Over time I sought out the skills, tools, and resources I needed to not let that fear of failure stop me. I redefined what success meant to me.
I launched A Purpose Life in 2020 and did coaching part-time while I worked at the bank. From 2021, I went full time and revenue earned collectively from 2021 – 2022 was approximately $21,000. Admittedly in 2021, I was learning about online business and my industry and hardly sold my offers as I knew nothing about lead generation, marketing, or sales.
That year was all about investing in my personal and professional development. I hired a high ticket coach, joined memberships, bought courses and books, you name it. I invested $67,000.00 in myself.
Moreover, I felt comfortable knowing I had close to six figures in my bank account which was an accumulation of my severance and money I saved two years prior to my redundancy.
At the beginning of 2022, I realized that I needed to put myself more out there and that is when the momentum started to pick up. Of course, when you do so, you can expect some rejection along the way but the key is not taking it personally although it stings.
I made a vow to show up consistently in my business. I started writing journal entries in my gratitude journal as doing this shifted my mindset and my perception of the world. Tip: It is a great idea to look back at past journal entries and see your thought process, fears, and hopes.
Further thoughts expressed below
What if A Purpose Life fails… and what does failure look like? Right now A Purpose Life only made $13,000.00 this year and before I had a job to support me. If I am concerned with what people think then no one would know if it fails and I can keep doing what I am doing. A Purpose Life is not funding my lifestyle but I am still growing it. If A Purpose Life never funds my lifestyle who is to say another job can’t? If things are not going according to plan I need to realize that even when everything in my life has not gone to plan I still survived.
Looking back at the above, I felt so anxious. I had doubt, hopelessness, and fear about how I would take care of my bills. But my faith in God reminded me that these thoughts were not mine. I mean it was God that told me after I reach my 10th anniversary at Citi, it was time to embark on entrepreneurship although I did not have a clue what I was signing up for.
I started to put some sticky notes around my desk with affirmations such as:
- I am worthy
- I call forth what rightfully belongs to me
- I will choose to fight for what I know I am worth
- I am a 100K a month coach
- I attract wonderful clients who ask for my help and are ready to do the work
Visualization also worked where I would take a few minutes at the start of my day and see myself operating at the highest level in my business. I engaged all of my senses and it made the impossible feel possible. I continued to write in my gratitude journal.

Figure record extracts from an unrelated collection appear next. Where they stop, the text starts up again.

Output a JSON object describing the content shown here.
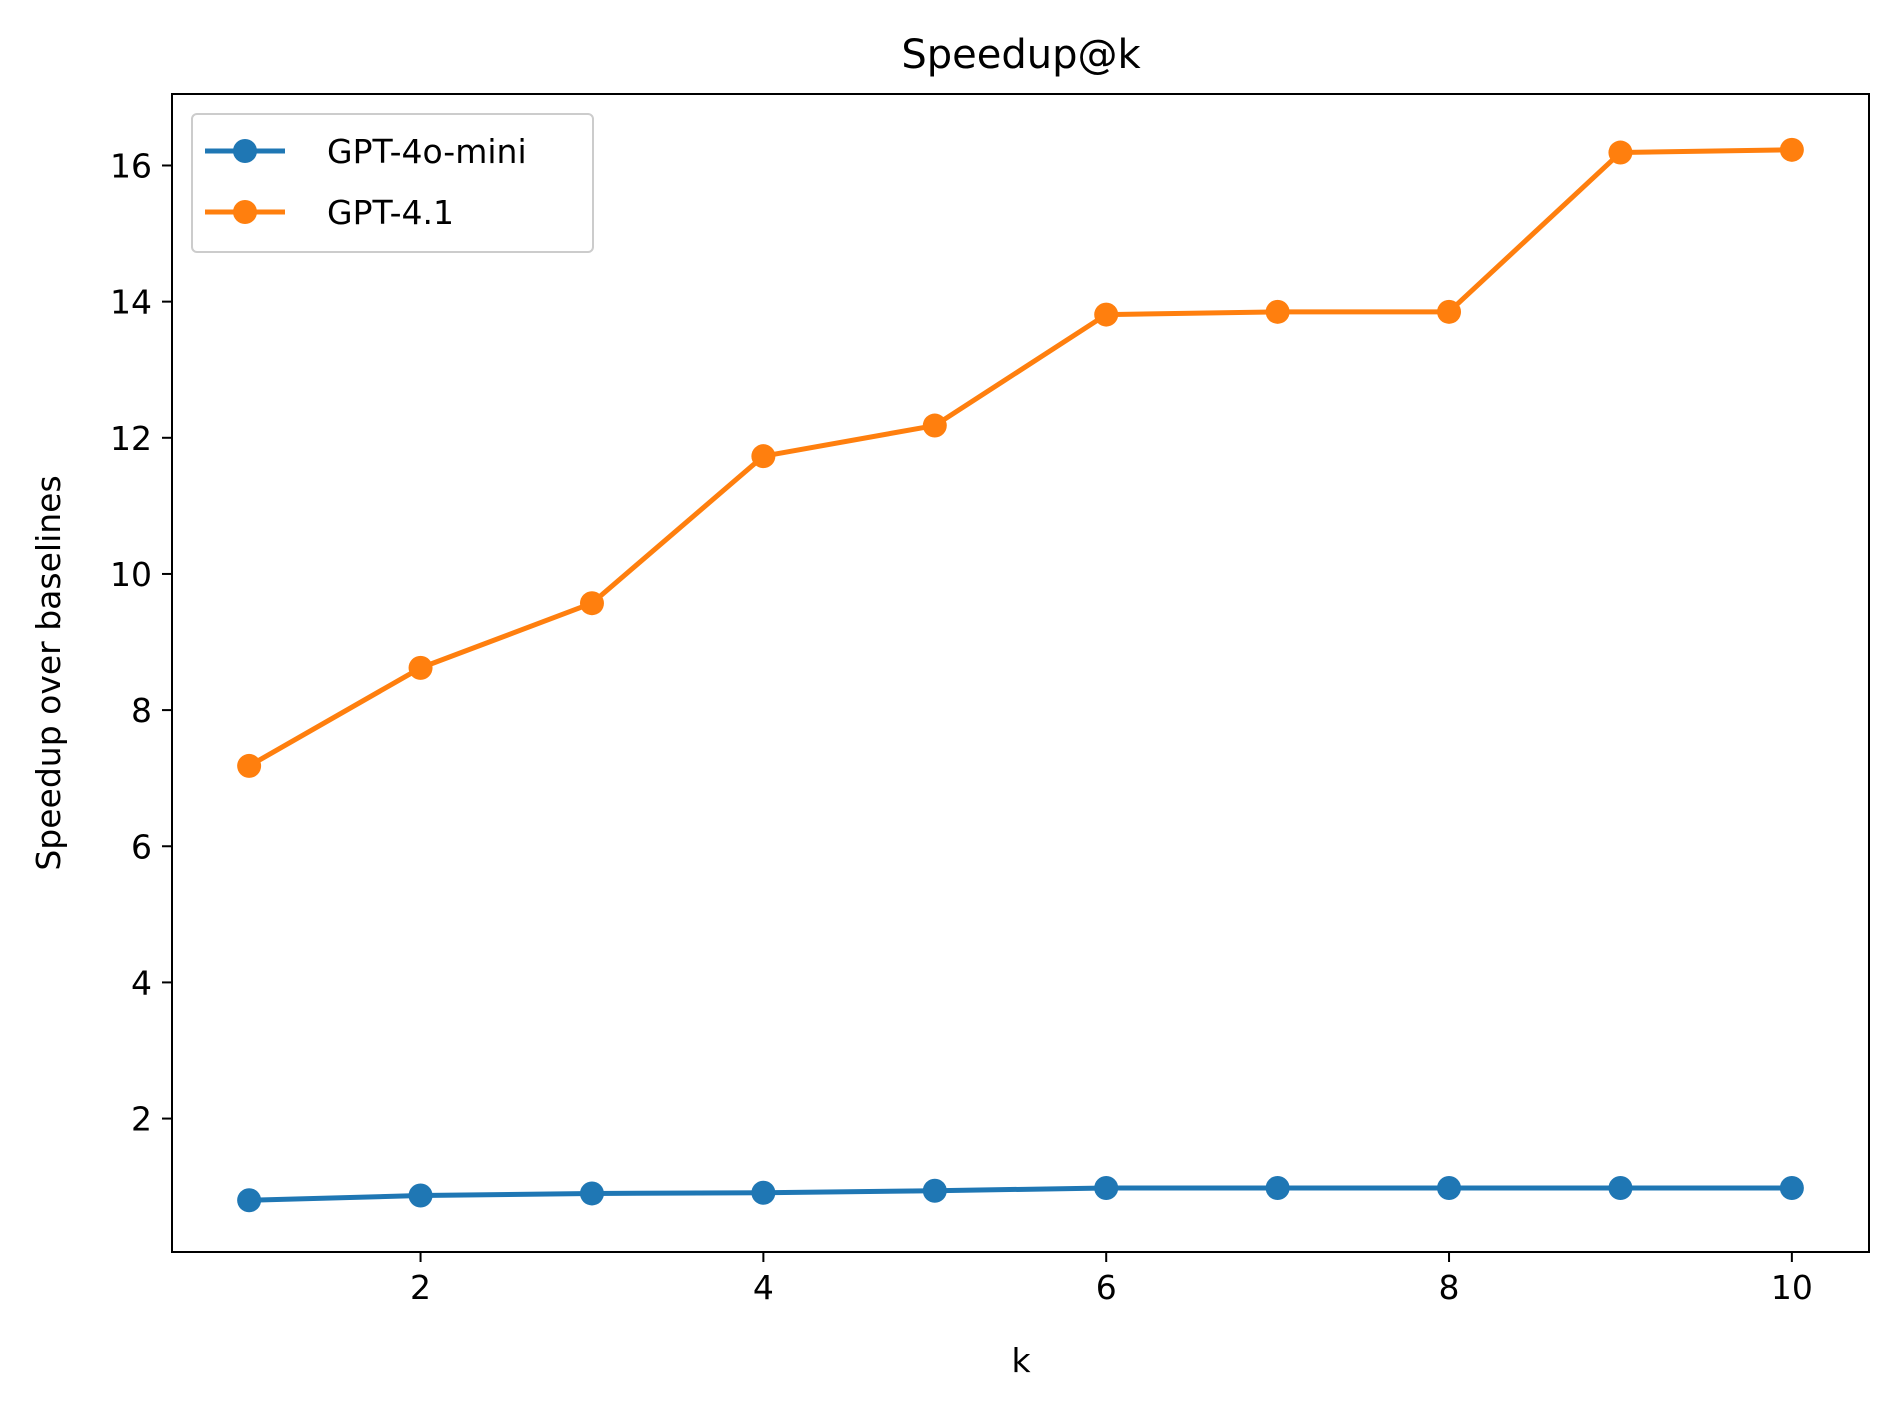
{
  "chart_data": {
    "type": "line",
    "title": "Speedup@k",
    "xlabel": "k",
    "ylabel": "Speedup over baselines",
    "x": [
      1,
      2,
      3,
      4,
      5,
      6,
      7,
      8,
      9,
      10
    ],
    "xlim": [
      0.55,
      10.45
    ],
    "ylim": [
      0.04,
      17.05
    ],
    "xticks": [
      2,
      4,
      6,
      8,
      10
    ],
    "yticks": [
      2,
      4,
      6,
      8,
      10,
      12,
      14,
      16
    ],
    "grid": false,
    "legend_position": "top-left",
    "series": [
      {
        "name": "GPT-4o-mini",
        "color": "#1f77b4",
        "marker": "circle",
        "values": [
          0.8,
          0.87,
          0.9,
          0.91,
          0.94,
          0.98,
          0.98,
          0.98,
          0.98,
          0.98
        ]
      },
      {
        "name": "GPT-4.1",
        "color": "#ff7f0e",
        "marker": "circle",
        "values": [
          7.18,
          8.62,
          9.57,
          11.73,
          12.18,
          13.81,
          13.85,
          13.85,
          16.19,
          16.23
        ]
      }
    ]
  }
}
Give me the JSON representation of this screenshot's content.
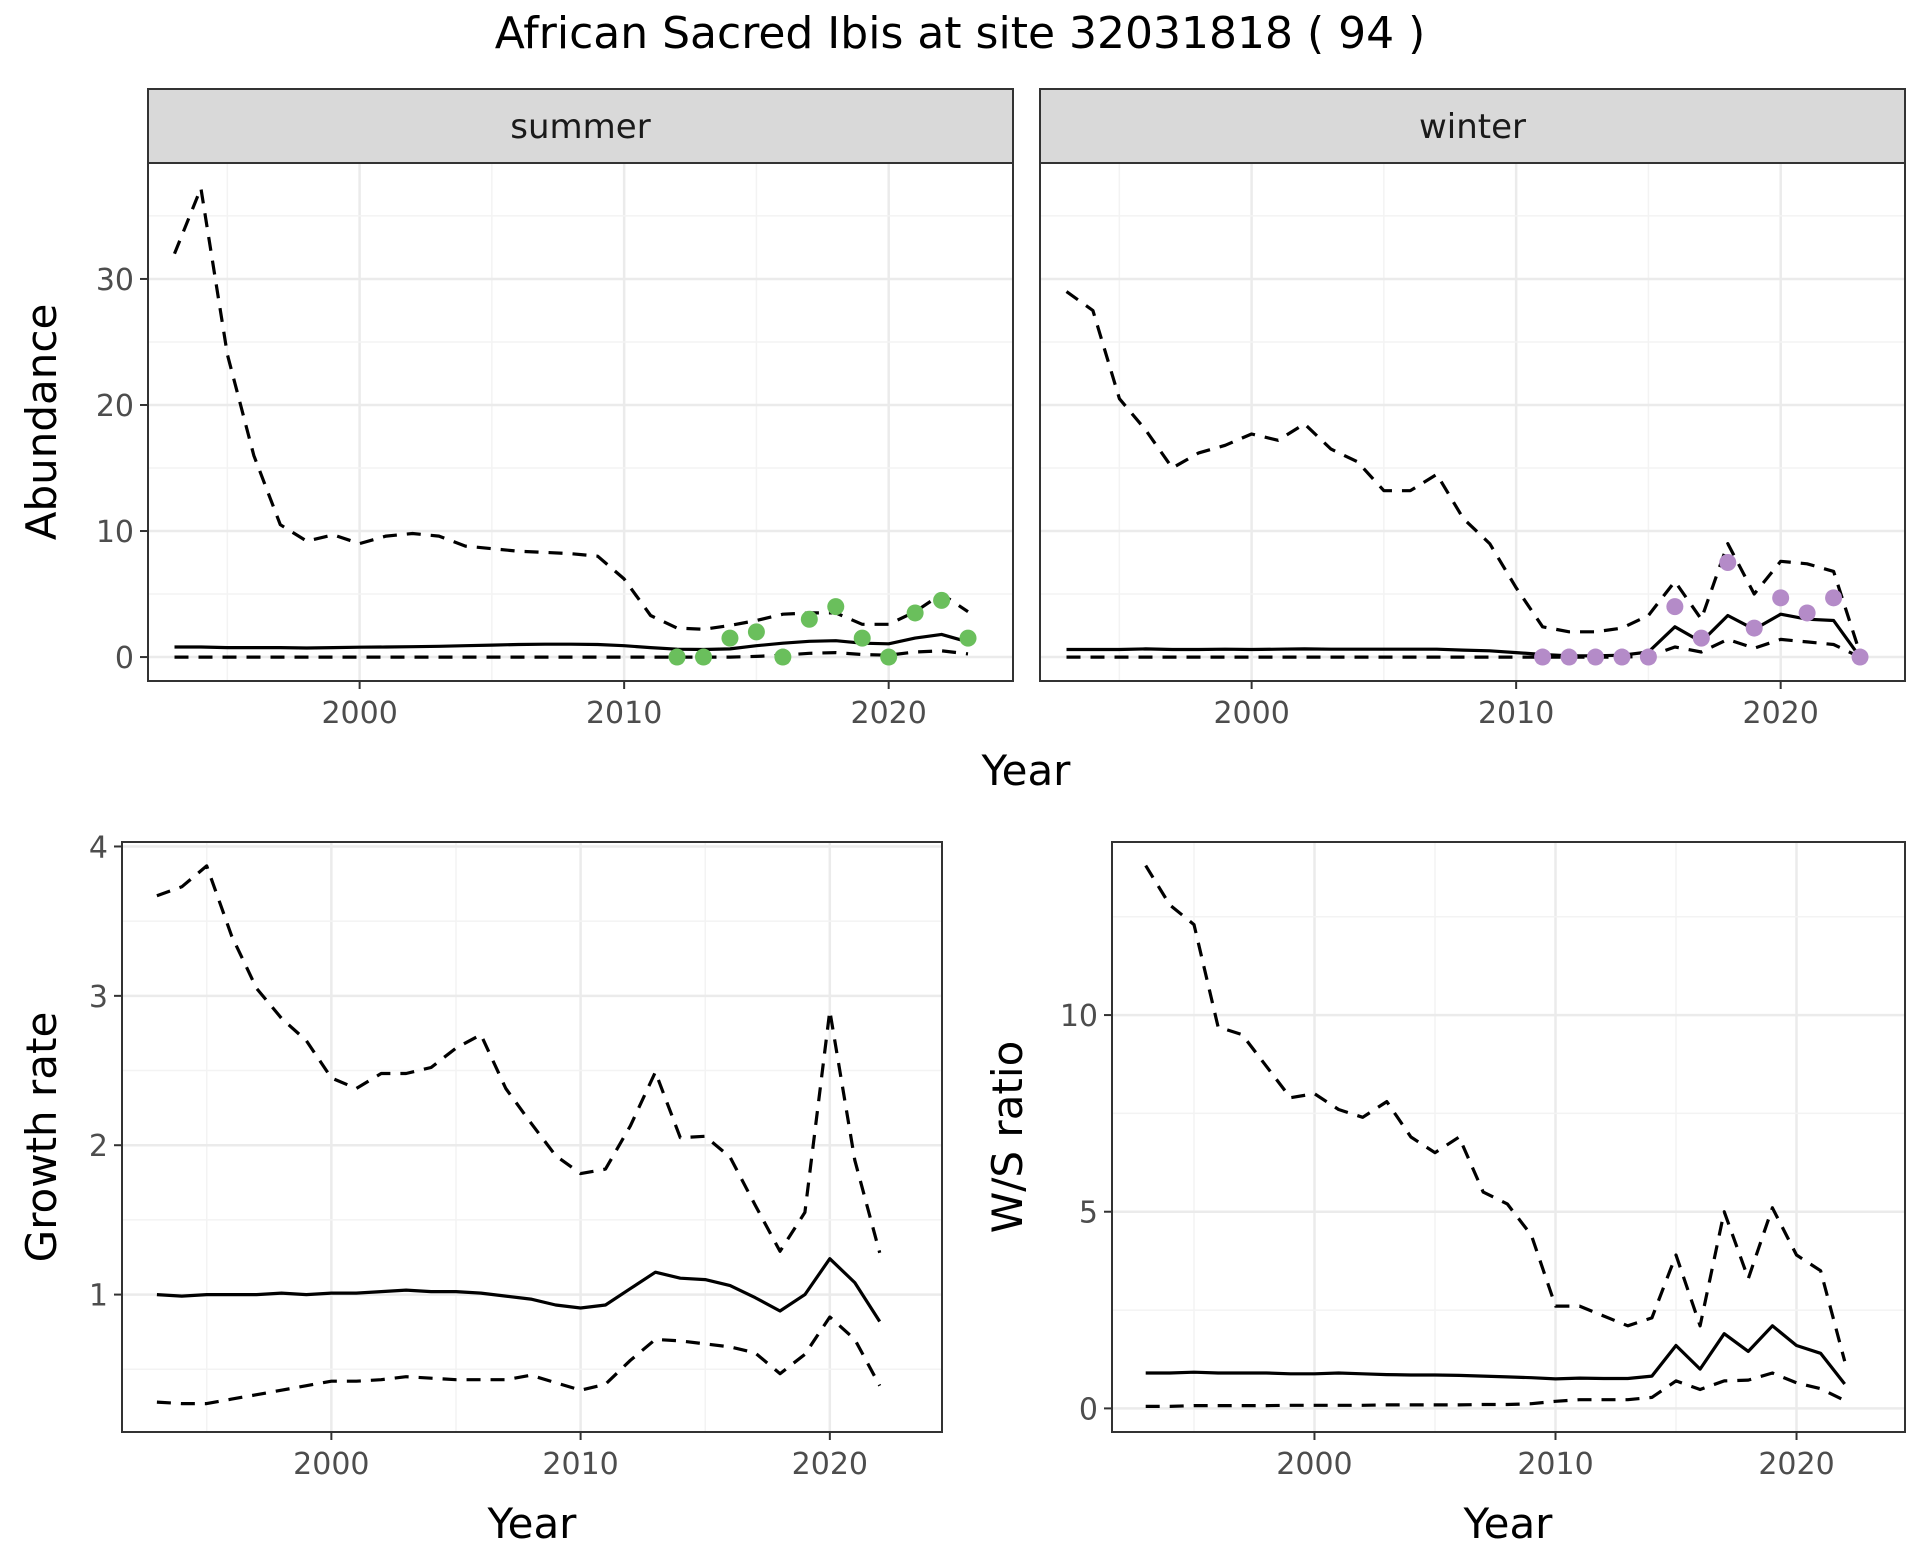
{
  "title": "African Sacred Ibis at site 32031818 ( 94 )",
  "colors": {
    "summer_points": "#6abf5c",
    "winter_points": "#b48bc8",
    "lines": "#000000"
  },
  "chart_data": [
    {
      "type": "line",
      "facet": "summer",
      "xlabel": "Year",
      "ylabel": "Abundance",
      "xlim": [
        1992,
        2024.7
      ],
      "ylim": [
        -1.9,
        39.2
      ],
      "x_ticks": [
        2000,
        2010,
        2020
      ],
      "y_ticks": [
        0,
        10,
        20,
        30
      ],
      "grid": true,
      "x": [
        1993,
        1994,
        1995,
        1996,
        1997,
        1998,
        1999,
        2000,
        2001,
        2002,
        2003,
        2004,
        2005,
        2006,
        2007,
        2008,
        2009,
        2010,
        2011,
        2012,
        2013,
        2014,
        2015,
        2016,
        2017,
        2018,
        2019,
        2020,
        2021,
        2022,
        2023
      ],
      "series": [
        {
          "role": "estimate",
          "values": [
            0.8,
            0.8,
            0.75,
            0.75,
            0.75,
            0.72,
            0.75,
            0.78,
            0.8,
            0.82,
            0.85,
            0.9,
            0.95,
            1.0,
            1.02,
            1.02,
            1.0,
            0.9,
            0.75,
            0.62,
            0.6,
            0.65,
            0.9,
            1.1,
            1.25,
            1.3,
            1.1,
            1.05,
            1.5,
            1.8,
            1.2
          ]
        },
        {
          "role": "upper",
          "values": [
            32.0,
            37.2,
            24.0,
            16.0,
            10.5,
            9.2,
            9.7,
            9.0,
            9.6,
            9.8,
            9.6,
            8.8,
            8.6,
            8.4,
            8.3,
            8.2,
            8.0,
            6.2,
            3.3,
            2.3,
            2.2,
            2.5,
            2.9,
            3.4,
            3.5,
            3.5,
            2.6,
            2.6,
            3.6,
            5.0,
            3.6
          ]
        },
        {
          "role": "lower",
          "values": [
            0,
            0,
            0,
            0,
            0,
            0,
            0,
            0,
            0,
            0,
            0,
            0,
            0,
            0,
            0,
            0,
            0,
            0,
            0,
            0,
            0,
            0,
            0.05,
            0.15,
            0.3,
            0.35,
            0.2,
            0.15,
            0.4,
            0.5,
            0.25
          ]
        }
      ],
      "points": {
        "x": [
          2012,
          2013,
          2014,
          2015,
          2016,
          2017,
          2018,
          2019,
          2020,
          2021,
          2022,
          2023
        ],
        "y": [
          0.0,
          0.0,
          1.5,
          2.0,
          0.0,
          3.0,
          4.0,
          1.5,
          0.0,
          3.5,
          4.5,
          1.5
        ]
      }
    },
    {
      "type": "line",
      "facet": "winter",
      "xlabel": "Year",
      "ylabel": "Abundance",
      "xlim": [
        1992,
        2024.7
      ],
      "ylim": [
        -1.9,
        39.2
      ],
      "x_ticks": [
        2000,
        2010,
        2020
      ],
      "y_ticks": [
        0,
        10,
        20,
        30
      ],
      "grid": true,
      "x": [
        1993,
        1994,
        1995,
        1996,
        1997,
        1998,
        1999,
        2000,
        2001,
        2002,
        2003,
        2004,
        2005,
        2006,
        2007,
        2008,
        2009,
        2010,
        2011,
        2012,
        2013,
        2014,
        2015,
        2016,
        2017,
        2018,
        2019,
        2020,
        2021,
        2022,
        2023
      ],
      "series": [
        {
          "role": "estimate",
          "values": [
            0.6,
            0.6,
            0.6,
            0.65,
            0.6,
            0.6,
            0.62,
            0.6,
            0.62,
            0.65,
            0.62,
            0.62,
            0.62,
            0.62,
            0.62,
            0.55,
            0.5,
            0.35,
            0.2,
            0.1,
            0.1,
            0.15,
            0.4,
            2.4,
            1.2,
            3.3,
            2.2,
            3.4,
            3.0,
            2.9,
            0.0
          ]
        },
        {
          "role": "upper",
          "values": [
            29.0,
            27.5,
            20.5,
            18.0,
            15.0,
            16.2,
            16.8,
            17.7,
            17.2,
            18.5,
            16.5,
            15.5,
            13.2,
            13.2,
            14.5,
            11.0,
            9.0,
            5.5,
            2.4,
            2.0,
            2.0,
            2.3,
            3.3,
            6.0,
            3.0,
            9.0,
            5.0,
            7.6,
            7.4,
            6.8,
            0.3
          ]
        },
        {
          "role": "lower",
          "values": [
            0,
            0,
            0,
            0,
            0,
            0,
            0,
            0,
            0,
            0,
            0,
            0,
            0,
            0,
            0,
            0,
            0,
            0,
            0,
            0,
            0,
            0,
            0.05,
            0.8,
            0.4,
            1.4,
            0.7,
            1.4,
            1.2,
            1.0,
            0.0
          ]
        }
      ],
      "points": {
        "x": [
          2011,
          2012,
          2013,
          2014,
          2015,
          2016,
          2017,
          2018,
          2019,
          2020,
          2021,
          2022,
          2023
        ],
        "y": [
          0.0,
          0.0,
          0.0,
          0.0,
          0.0,
          4.0,
          1.5,
          7.5,
          2.3,
          4.7,
          3.5,
          4.7,
          0.0
        ]
      }
    },
    {
      "type": "line",
      "xlabel": "Year",
      "ylabel": "Growth rate",
      "xlim": [
        1991.6,
        2024.5
      ],
      "ylim": [
        0.08,
        4.03
      ],
      "x_ticks": [
        2000,
        2010,
        2020
      ],
      "y_ticks": [
        1,
        2,
        3,
        4
      ],
      "grid": true,
      "x": [
        1993,
        1994,
        1995,
        1996,
        1997,
        1998,
        1999,
        2000,
        2001,
        2002,
        2003,
        2004,
        2005,
        2006,
        2007,
        2008,
        2009,
        2010,
        2011,
        2012,
        2013,
        2014,
        2015,
        2016,
        2017,
        2018,
        2019,
        2020,
        2021,
        2022
      ],
      "series": [
        {
          "role": "estimate",
          "values": [
            1.0,
            0.99,
            1.0,
            1.0,
            1.0,
            1.01,
            1.0,
            1.01,
            1.01,
            1.02,
            1.03,
            1.02,
            1.02,
            1.01,
            0.99,
            0.97,
            0.93,
            0.91,
            0.93,
            1.04,
            1.15,
            1.11,
            1.1,
            1.06,
            0.98,
            0.89,
            1.0,
            1.24,
            1.08,
            0.82
          ]
        },
        {
          "role": "upper",
          "values": [
            3.67,
            3.73,
            3.87,
            3.4,
            3.05,
            2.85,
            2.7,
            2.45,
            2.38,
            2.48,
            2.48,
            2.52,
            2.65,
            2.74,
            2.38,
            2.15,
            1.93,
            1.81,
            1.84,
            2.13,
            2.49,
            2.05,
            2.06,
            1.92,
            1.6,
            1.29,
            1.55,
            2.9,
            1.9,
            1.28
          ]
        },
        {
          "role": "lower",
          "values": [
            0.28,
            0.27,
            0.27,
            0.3,
            0.33,
            0.36,
            0.39,
            0.42,
            0.42,
            0.43,
            0.45,
            0.44,
            0.43,
            0.43,
            0.43,
            0.46,
            0.41,
            0.36,
            0.4,
            0.56,
            0.7,
            0.69,
            0.67,
            0.65,
            0.61,
            0.47,
            0.6,
            0.85,
            0.7,
            0.39
          ]
        }
      ]
    },
    {
      "type": "line",
      "xlabel": "Year",
      "ylabel": "W/S ratio",
      "xlim": [
        1991.6,
        2024.5
      ],
      "ylim": [
        -0.6,
        14.4
      ],
      "x_ticks": [
        2000,
        2010,
        2020
      ],
      "y_ticks": [
        0,
        5,
        10
      ],
      "grid": true,
      "x": [
        1993,
        1994,
        1995,
        1996,
        1997,
        1998,
        1999,
        2000,
        2001,
        2002,
        2003,
        2004,
        2005,
        2006,
        2007,
        2008,
        2009,
        2010,
        2011,
        2012,
        2013,
        2014,
        2015,
        2016,
        2017,
        2018,
        2019,
        2020,
        2021,
        2022
      ],
      "series": [
        {
          "role": "estimate",
          "values": [
            0.9,
            0.9,
            0.92,
            0.9,
            0.9,
            0.9,
            0.88,
            0.88,
            0.9,
            0.88,
            0.86,
            0.85,
            0.85,
            0.84,
            0.82,
            0.8,
            0.78,
            0.75,
            0.77,
            0.76,
            0.76,
            0.82,
            1.6,
            1.0,
            1.9,
            1.45,
            2.1,
            1.6,
            1.4,
            0.62
          ]
        },
        {
          "role": "upper",
          "values": [
            13.8,
            12.8,
            12.3,
            9.7,
            9.5,
            8.7,
            7.9,
            8.0,
            7.6,
            7.4,
            7.8,
            6.9,
            6.5,
            6.9,
            5.5,
            5.2,
            4.4,
            2.6,
            2.6,
            2.35,
            2.1,
            2.3,
            3.9,
            2.1,
            5.0,
            3.3,
            5.1,
            3.9,
            3.5,
            1.2
          ]
        },
        {
          "role": "lower",
          "values": [
            0.05,
            0.05,
            0.07,
            0.07,
            0.07,
            0.07,
            0.08,
            0.08,
            0.08,
            0.08,
            0.09,
            0.09,
            0.09,
            0.09,
            0.1,
            0.1,
            0.12,
            0.18,
            0.22,
            0.22,
            0.22,
            0.28,
            0.7,
            0.48,
            0.7,
            0.72,
            0.9,
            0.65,
            0.5,
            0.2
          ]
        }
      ]
    }
  ]
}
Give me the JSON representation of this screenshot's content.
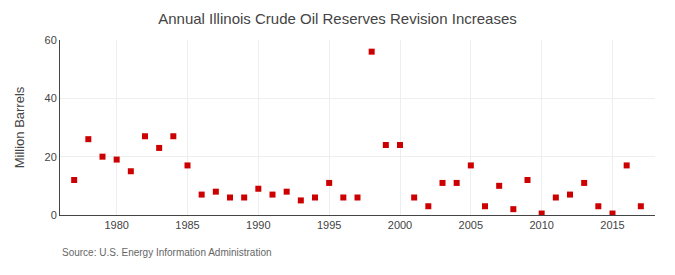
{
  "chart_data": {
    "type": "scatter",
    "title": "Annual Illinois Crude Oil Reserves Revision Increases",
    "ylabel": "Million Barrels",
    "annotation": "Source: U.S. Energy Information Administration",
    "x": [
      1977,
      1978,
      1979,
      1980,
      1981,
      1982,
      1983,
      1984,
      1985,
      1986,
      1987,
      1988,
      1989,
      1990,
      1991,
      1992,
      1993,
      1994,
      1995,
      1996,
      1997,
      1998,
      1999,
      2000,
      2001,
      2002,
      2003,
      2004,
      2005,
      2006,
      2007,
      2008,
      2009,
      2010,
      2011,
      2012,
      2013,
      2014,
      2015,
      2016,
      2017
    ],
    "values": [
      12,
      26,
      20,
      19,
      15,
      27,
      23,
      27,
      17,
      7,
      8,
      6,
      6,
      9,
      7,
      8,
      5,
      6,
      11,
      6,
      6,
      56,
      24,
      24,
      6,
      3,
      11,
      11,
      17,
      3,
      10,
      2,
      12,
      0.5,
      6,
      7,
      11,
      3,
      0.5,
      17,
      3
    ],
    "color": "#cc0000",
    "marker": "square",
    "xlim": [
      1976,
      2018
    ],
    "ylim": [
      0,
      60
    ],
    "xticks": [
      1980,
      1985,
      1990,
      1995,
      2000,
      2005,
      2010,
      2015
    ],
    "yticks": [
      0,
      20,
      40,
      60
    ],
    "grid": true
  }
}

A lot of what I wanted was manifested. Right now as I write this letter to you the revenue I made in the 1st Quarter of 2023 has surpassed what I made monthly in Corporate as well as the revenue made collectively in 2021 – 2022. I was so busy impacting lives that I only recognized this when I completed my 2022 tax returns.
Looking back I was never a failure… I get to decide what failing means to me. You also get to decide what failure means to you. I will continue to pursue my goals even if I attain them or not because failure to me is the person who never tries and misses the mark every single time.
I run through challenges, and new experiences because it is not about the destination but the journey.
Success also has its unique definition for me which is doing what I love, creating impact, transforming lives, using my voice to speak on issues, spending time with loved ones, and having the time and freedom to do what I want, when I want to do them. What I have found is when you make an impact, money follows easily.
Whatever success looks like to you, that is what you should be working towards.
If there’s something you want, something you desire, or things you’re working towards but you have fear and doubt, I hope my story helps you.